Sadly, the matrix of violence against women can still be traced today in the inequality of relations between men and women. And the same Declaration adopted by the UN General Assembly speaks of violence against women as “one of the crucial social mechanisms by which women are forced into a subordinate position to men“.
“Sexual violence against women and girls is rooted in centuries of male domination. Let us not forget that the gender inequalities that fuel rape culture are essentially a question of power imbalances.” – UN Secretary-General António Guterres.
This is what is reported on the UN web site:
Violence against women and girls (VAWG) is one of the most widespread, persistent and devastating human rights violations in our world, that still today remains largely unreported due to the impunity, silence, stigma and shame surrounding it.

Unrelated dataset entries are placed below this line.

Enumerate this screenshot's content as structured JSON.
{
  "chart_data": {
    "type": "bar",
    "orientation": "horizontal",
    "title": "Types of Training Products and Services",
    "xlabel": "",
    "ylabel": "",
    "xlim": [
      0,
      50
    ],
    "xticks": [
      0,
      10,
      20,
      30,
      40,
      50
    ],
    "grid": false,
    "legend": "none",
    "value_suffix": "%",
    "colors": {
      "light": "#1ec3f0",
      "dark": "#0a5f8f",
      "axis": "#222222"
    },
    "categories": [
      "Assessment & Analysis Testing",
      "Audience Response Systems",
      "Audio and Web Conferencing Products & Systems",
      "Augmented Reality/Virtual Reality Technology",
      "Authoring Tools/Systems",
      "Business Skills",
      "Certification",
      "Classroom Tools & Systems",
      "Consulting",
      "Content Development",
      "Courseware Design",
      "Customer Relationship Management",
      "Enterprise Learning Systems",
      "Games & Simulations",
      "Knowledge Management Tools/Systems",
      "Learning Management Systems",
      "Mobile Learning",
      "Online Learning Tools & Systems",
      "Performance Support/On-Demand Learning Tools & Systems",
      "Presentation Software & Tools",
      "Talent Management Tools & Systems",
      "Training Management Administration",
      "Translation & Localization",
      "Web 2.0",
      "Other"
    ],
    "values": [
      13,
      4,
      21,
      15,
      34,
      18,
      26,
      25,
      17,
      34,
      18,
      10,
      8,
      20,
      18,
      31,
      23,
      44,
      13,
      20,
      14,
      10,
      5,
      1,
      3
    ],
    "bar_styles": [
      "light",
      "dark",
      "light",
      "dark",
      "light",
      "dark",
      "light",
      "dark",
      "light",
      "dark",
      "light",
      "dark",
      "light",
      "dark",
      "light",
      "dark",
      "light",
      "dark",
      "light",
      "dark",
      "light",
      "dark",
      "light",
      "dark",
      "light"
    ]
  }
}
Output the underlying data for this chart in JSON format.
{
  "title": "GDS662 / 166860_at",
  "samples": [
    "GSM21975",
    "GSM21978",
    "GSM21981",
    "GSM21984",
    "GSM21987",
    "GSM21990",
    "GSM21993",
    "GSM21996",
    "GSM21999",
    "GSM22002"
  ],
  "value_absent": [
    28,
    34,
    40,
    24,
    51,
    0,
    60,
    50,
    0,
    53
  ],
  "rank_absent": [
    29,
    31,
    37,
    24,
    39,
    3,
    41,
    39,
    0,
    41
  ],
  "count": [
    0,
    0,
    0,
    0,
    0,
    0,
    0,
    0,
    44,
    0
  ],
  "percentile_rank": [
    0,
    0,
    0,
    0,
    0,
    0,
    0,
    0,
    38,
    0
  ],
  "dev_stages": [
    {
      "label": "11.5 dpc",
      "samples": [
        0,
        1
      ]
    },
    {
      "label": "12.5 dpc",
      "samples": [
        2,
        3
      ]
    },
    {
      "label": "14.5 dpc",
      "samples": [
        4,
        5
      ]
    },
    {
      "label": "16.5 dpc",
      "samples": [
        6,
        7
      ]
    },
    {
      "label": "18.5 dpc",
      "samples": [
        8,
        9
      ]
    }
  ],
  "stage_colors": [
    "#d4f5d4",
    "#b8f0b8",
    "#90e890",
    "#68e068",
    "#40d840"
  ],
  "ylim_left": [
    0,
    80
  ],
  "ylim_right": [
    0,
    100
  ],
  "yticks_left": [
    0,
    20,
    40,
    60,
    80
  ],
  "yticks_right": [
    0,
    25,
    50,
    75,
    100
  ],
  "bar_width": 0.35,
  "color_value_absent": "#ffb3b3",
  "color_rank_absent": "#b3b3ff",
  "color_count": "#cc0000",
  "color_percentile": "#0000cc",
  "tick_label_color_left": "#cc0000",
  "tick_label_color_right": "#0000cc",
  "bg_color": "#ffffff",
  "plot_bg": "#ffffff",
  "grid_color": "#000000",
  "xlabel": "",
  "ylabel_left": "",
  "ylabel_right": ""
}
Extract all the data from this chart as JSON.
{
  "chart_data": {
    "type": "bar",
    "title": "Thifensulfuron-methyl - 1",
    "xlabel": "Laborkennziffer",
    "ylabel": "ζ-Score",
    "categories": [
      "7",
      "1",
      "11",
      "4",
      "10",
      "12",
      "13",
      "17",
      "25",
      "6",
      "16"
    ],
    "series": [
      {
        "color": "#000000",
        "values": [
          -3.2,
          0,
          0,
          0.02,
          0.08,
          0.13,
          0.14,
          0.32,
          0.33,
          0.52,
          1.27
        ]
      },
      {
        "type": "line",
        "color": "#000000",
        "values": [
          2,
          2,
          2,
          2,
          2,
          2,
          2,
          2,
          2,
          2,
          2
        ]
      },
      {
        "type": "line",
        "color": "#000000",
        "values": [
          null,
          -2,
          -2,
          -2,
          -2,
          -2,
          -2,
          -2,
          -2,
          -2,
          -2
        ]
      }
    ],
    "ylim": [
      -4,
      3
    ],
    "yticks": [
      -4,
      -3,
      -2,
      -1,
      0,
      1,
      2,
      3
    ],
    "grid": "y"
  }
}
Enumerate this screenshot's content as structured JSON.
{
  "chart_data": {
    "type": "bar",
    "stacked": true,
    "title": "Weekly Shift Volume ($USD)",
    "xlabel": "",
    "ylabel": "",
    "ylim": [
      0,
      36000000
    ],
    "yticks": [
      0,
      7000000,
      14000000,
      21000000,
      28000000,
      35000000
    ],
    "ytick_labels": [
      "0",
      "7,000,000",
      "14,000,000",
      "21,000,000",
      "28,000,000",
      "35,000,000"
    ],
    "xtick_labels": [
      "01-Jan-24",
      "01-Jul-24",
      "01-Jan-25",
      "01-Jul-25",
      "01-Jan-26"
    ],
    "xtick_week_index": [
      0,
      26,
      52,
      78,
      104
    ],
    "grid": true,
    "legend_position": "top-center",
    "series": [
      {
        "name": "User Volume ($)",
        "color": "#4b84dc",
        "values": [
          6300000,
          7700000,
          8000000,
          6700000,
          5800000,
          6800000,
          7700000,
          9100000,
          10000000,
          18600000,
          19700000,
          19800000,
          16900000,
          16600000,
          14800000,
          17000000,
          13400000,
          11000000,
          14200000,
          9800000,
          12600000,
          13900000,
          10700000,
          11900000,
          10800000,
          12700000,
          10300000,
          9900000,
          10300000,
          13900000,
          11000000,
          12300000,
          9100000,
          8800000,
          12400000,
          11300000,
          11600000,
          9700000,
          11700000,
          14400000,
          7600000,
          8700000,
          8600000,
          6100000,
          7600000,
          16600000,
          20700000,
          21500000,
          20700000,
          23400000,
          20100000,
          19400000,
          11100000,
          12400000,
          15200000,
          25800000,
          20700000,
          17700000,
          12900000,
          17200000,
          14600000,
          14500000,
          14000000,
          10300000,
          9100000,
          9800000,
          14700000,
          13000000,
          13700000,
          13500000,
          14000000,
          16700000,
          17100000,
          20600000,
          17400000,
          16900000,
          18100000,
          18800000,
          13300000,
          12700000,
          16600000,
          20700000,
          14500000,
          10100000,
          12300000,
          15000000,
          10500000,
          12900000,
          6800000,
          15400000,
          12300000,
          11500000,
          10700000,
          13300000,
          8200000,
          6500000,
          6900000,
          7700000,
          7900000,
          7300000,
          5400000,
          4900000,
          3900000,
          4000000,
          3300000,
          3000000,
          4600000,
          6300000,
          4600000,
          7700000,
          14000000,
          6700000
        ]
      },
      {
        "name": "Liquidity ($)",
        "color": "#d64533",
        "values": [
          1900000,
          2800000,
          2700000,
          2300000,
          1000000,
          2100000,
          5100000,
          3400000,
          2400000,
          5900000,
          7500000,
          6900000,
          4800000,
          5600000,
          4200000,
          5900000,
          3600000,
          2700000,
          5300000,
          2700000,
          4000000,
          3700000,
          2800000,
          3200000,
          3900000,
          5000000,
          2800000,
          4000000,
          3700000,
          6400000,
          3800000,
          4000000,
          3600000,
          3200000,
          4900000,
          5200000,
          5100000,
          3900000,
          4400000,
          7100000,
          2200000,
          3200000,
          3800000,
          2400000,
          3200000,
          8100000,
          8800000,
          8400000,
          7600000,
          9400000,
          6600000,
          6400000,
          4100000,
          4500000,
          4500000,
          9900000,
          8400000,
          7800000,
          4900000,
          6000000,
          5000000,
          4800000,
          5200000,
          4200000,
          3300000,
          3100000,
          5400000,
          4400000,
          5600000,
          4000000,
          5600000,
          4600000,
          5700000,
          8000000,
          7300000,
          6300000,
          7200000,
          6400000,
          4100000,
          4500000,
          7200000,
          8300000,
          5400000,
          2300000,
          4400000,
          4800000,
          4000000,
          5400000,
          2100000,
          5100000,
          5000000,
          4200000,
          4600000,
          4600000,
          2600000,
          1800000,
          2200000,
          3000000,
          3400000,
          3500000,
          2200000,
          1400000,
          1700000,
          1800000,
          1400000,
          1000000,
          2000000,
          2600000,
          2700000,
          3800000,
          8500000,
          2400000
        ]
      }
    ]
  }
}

In general terms, it manifests itself in physical, sexual and psychological forms, encompassing:
- intimate partner violence (battering, psychological abuse, marital rape, femicide);
- sexual violence and harassment (rape, forced sexual acts, unwanted sexual advances, child sexual abuse, forced marriage, street harassment, stalking, cyber- harassment);
- human trafficking (slavery, sexual exploitation);
- female genital mutilation; and
- child marriage.
If you want further information on the declaration click Declaration on the Elimination of Violence Against Women issued by the UN General Assembly in 1993 which defines violence against women as “any act of gender-based violence that results in, or is likely to result in, physical, sexual or psychological harm or suffering to women, including threats of such acts, coercion or arbitrary deprivation of liberty, whether occurring in public or in private life.”